Spawning the name of many specialty coffee shops, the word might be familiar. Peaberry coffee is made from a particular type of coffee bean. It has nothing to do with the coffee’s country of origin or roasting method. A peaberry coffee bean gets its unique identity from the moment of its birth.

Peaberries occur when a coffee plant’s cherry, or drupe (any fruit that has soft flesh enclosing a hard seed or stone), produces only one coffee bean. Typically, each cherry contains two beans. When only one of the two ovaries in a coffee flower is pollinated, a peaberry bean is born. This happens anywhere from two to 10 percent of the time in Arabica crops. The occurrence is usually greater when Arabica is crossbred with robusta beans. In fact, too high an incidence of peaberries could signal infertility in the self-pollinating Arabica plants.  

Termed caracol or caracolillo, “little snail” in Spanish, peaberries are smaller than their doubled counterparts, and are more egg-shaped. In the past, these coffee bean runts were considered inferior and were sorted out from amongst the other beans and discarded. Sometimes, they were just left in with the other beans. But it was since discovered that these little guys have more to offer than meets the eye.  
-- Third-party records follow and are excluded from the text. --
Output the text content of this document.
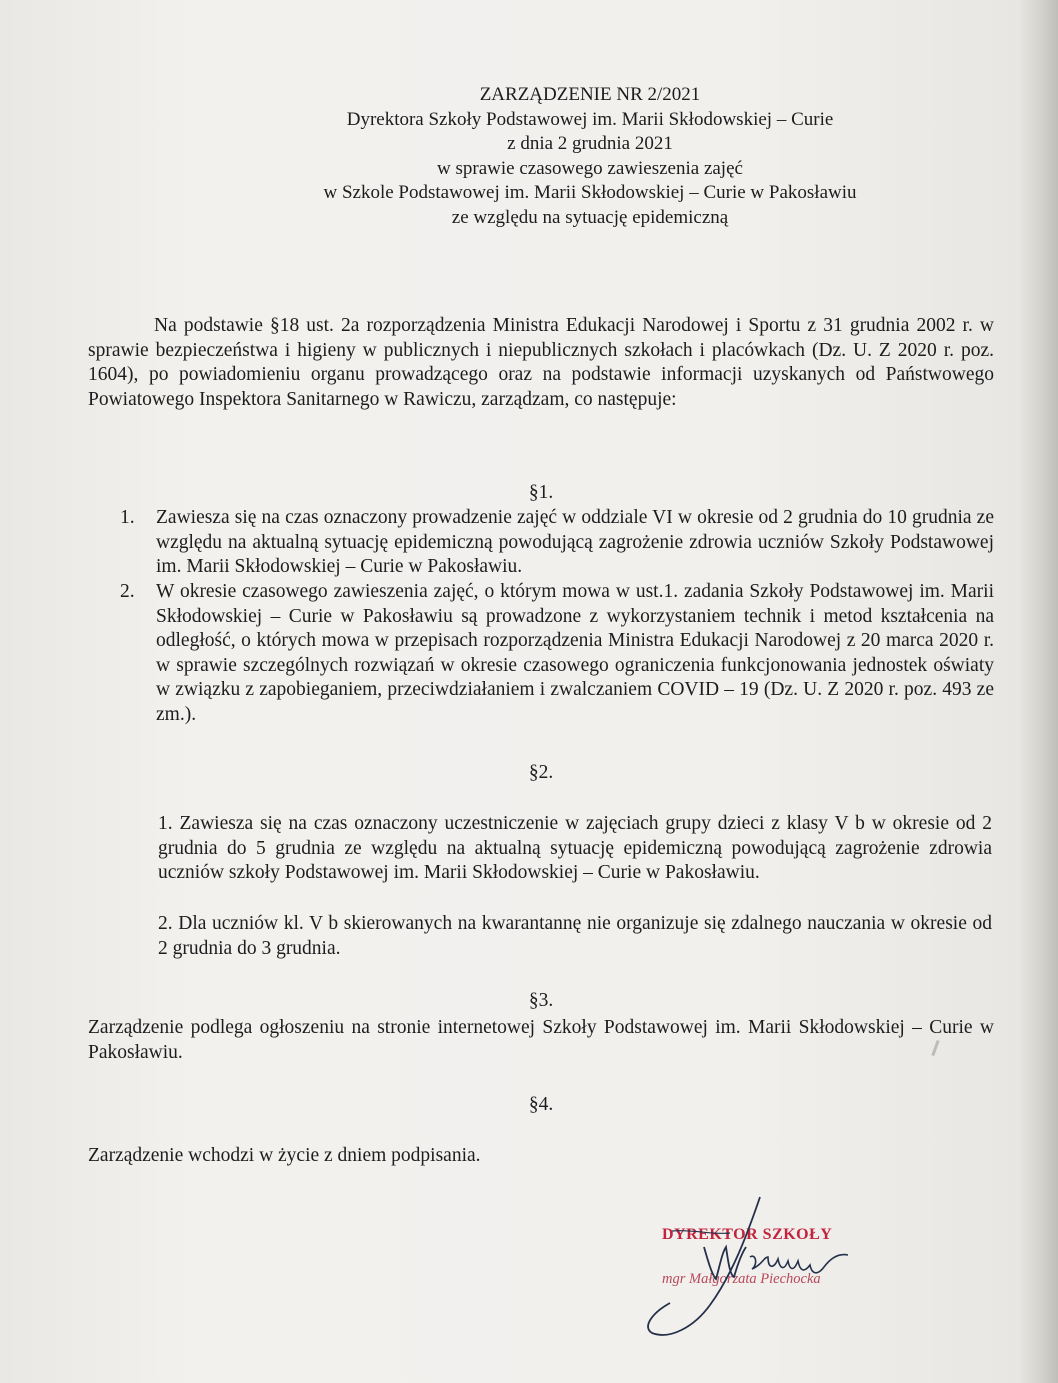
ZARZĄDZENIE NR 2/2021
Dyrektora Szkoły Podstawowej im. Marii Skłodowskiej – Curie
z dnia 2 grudnia 2021
w sprawie czasowego zawieszenia zajęć
w Szkole Podstawowej im. Marii Skłodowskiej – Curie w Pakosławiu
ze względu na sytuację epidemiczną

Na podstawie §18 ust. 2a rozporządzenia Ministra Edukacji Narodowej i Sportu z 31 grudnia 2002 r. w sprawie bezpieczeństwa i higieny w publicznych i niepublicznych szkołach i placówkach (Dz. U. Z 2020 r. poz. 1604), po powiadomieniu organu prowadzącego oraz na podstawie informacji uzyskanych od Państwowego Powiatowego Inspektora Sanitarnego w Rawiczu, zarządzam, co następuje:

§1.
1. Zawiesza się na czas oznaczony prowadzenie zajęć w oddziale VI w okresie od 2 grudnia do 10 grudnia ze względu na aktualną sytuację epidemiczną powodującą zagrożenie zdrowia uczniów Szkoły Podstawowej im. Marii Skłodowskiej – Curie w Pakosławiu.
2. W okresie czasowego zawieszenia zajęć, o którym mowa w ust.1. zadania Szkoły Podstawowej im. Marii Skłodowskiej – Curie w Pakosławiu są prowadzone z wykorzystaniem technik i metod kształcenia na odległość, o których mowa w przepisach rozporządzenia Ministra Edukacji Narodowej z 20 marca 2020 r. w sprawie szczególnych rozwiązań w okresie czasowego ograniczenia funkcjonowania jednostek oświaty w związku z zapobieganiem, przeciwdziałaniem i zwalczaniem COVID – 19 (Dz. U. Z 2020 r. poz. 493 ze zm.).
§2.
1. Zawiesza się na czas oznaczony uczestniczenie w zajęciach grupy dzieci z klasy V b w okresie od 2 grudnia do 5 grudnia ze względu na aktualną sytuację epidemiczną powodującą zagrożenie zdrowia uczniów szkoły Podstawowej im. Marii Skłodowskiej – Curie w Pakosławiu.
2. Dla uczniów kl. V b skierowanych na kwarantannę nie organizuje się zdalnego nauczania w okresie od 2 grudnia do 3 grudnia.
§3.

Zarządzenie podlega ogłoszeniu na stronie internetowej Szkoły Podstawowej im. Marii Skłodowskiej – Curie w Pakosławiu.

§4.

Zarządzenie wchodzi w życie z dniem podpisania.

DYREKTOR SZKOŁY
mgr Małgorzata Piechocka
Peaberry coffee beans produce coffee that’s twice as robust as coffee brewed with normal, twin beans. Peaberry coffees are said to be generally higher in acidity, a term used to describe dryness like that of wine. Basically, peaberries are believed to produce a coffee that’s better version than that brewed from the more common twins.  

It’s a tantalizing possibility. Perhaps the only way to test the hype is to conduct a little coffee tasting session of your own. Find some peaberry coffee, and compare it to its regular counterpart. Maybe you’ll encounter an even better version of the best.